Different architectures for CLM To analyze the different transfer strategies further, we consider the ROC curves of each architecture for the HP versus MP task, see Fig. 5. For this task, using “off-the-shelf” features and only retraining the classifier performed considerably better than for the other tasks. As discussed before, this indicates that transfer learning scenarios are classification task dependent. In detail, the ROC curves reveal that VGG-16 stands out in particular where retraining the classifier only performs best out of all transfer strategies. In transfer learning research, VGG-16 is still a popular general purpose feature extractor for numerous tasks [11, 40]. For the other architectures, the optimal strategy differs. For example, for Densenet121, the partial freezing methods show good operating points in the upper, left corner of the ROC curve. For Inception-V3 and SE-Resnext50, partial freezing and fine-tuning perform similar with no clearly superior method. This indicates that the choice of transfer learning method depends on the architecture. This should be expected, as the models have very different block types and each freezing type fixes a different number of parameters.
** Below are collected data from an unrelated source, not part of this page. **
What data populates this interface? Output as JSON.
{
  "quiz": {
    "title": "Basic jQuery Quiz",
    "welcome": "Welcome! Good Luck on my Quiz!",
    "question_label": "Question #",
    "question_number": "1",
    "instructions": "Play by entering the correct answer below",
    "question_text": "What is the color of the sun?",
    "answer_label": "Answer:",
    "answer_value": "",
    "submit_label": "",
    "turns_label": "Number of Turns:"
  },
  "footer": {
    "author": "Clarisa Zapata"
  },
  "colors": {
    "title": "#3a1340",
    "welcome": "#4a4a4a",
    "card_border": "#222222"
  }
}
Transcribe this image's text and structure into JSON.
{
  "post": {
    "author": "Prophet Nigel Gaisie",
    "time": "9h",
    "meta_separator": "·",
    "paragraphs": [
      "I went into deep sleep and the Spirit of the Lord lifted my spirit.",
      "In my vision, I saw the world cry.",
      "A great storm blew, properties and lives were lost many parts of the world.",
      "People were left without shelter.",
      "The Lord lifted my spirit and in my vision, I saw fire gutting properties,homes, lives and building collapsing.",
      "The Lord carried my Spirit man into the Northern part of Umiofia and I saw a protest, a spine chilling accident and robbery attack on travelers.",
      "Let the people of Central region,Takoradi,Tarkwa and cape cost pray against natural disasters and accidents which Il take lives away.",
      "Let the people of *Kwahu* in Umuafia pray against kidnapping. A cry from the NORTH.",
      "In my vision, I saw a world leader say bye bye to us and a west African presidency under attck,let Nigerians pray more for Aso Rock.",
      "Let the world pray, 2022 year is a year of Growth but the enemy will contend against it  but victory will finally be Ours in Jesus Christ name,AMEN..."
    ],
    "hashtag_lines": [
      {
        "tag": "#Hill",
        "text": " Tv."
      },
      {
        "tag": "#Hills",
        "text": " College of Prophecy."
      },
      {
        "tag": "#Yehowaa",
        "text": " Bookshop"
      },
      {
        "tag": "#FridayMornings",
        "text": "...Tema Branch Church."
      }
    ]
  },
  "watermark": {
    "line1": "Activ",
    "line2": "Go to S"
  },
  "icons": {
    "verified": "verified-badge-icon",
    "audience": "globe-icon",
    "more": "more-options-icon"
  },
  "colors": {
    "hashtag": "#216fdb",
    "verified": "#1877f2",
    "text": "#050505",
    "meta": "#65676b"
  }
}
The detailed results in Table 1 with additional metrics underline this insight. There is no optimal transfer learning strategy, and the best performing strategy varies for different architectures and classification tasks. Overall, we demonstrate that transfer learning has an impact on performance; however, there is no simple rule of thumb for optimal transfer learning with CLM. Our results show that examining different freezing strategies can considerably improve performance for individual models.

Conclusion

We investigate the feasibility of colon cancer classification in CLM images using CNNs and multiple transfer learning scenarios. Using in vivo images of healthy and malignant colon and peritoneum tissue obtained from ten subjects, we adopt four architectures and five transfer learning scenarios for three classification problems with CLM. Our results show that different organs as well as healthy and malignant peritoneum tissue can be classified with deep transfer learning. We show that transfer learning from ImageNet is successful with CLM, but the transferability of features is limited. We find that there is no single optimal model or transfer strategy for all CLM classification problems and that task-specific engineering is likely required for application. For future work, our results could be extended to more classification problems with CLM.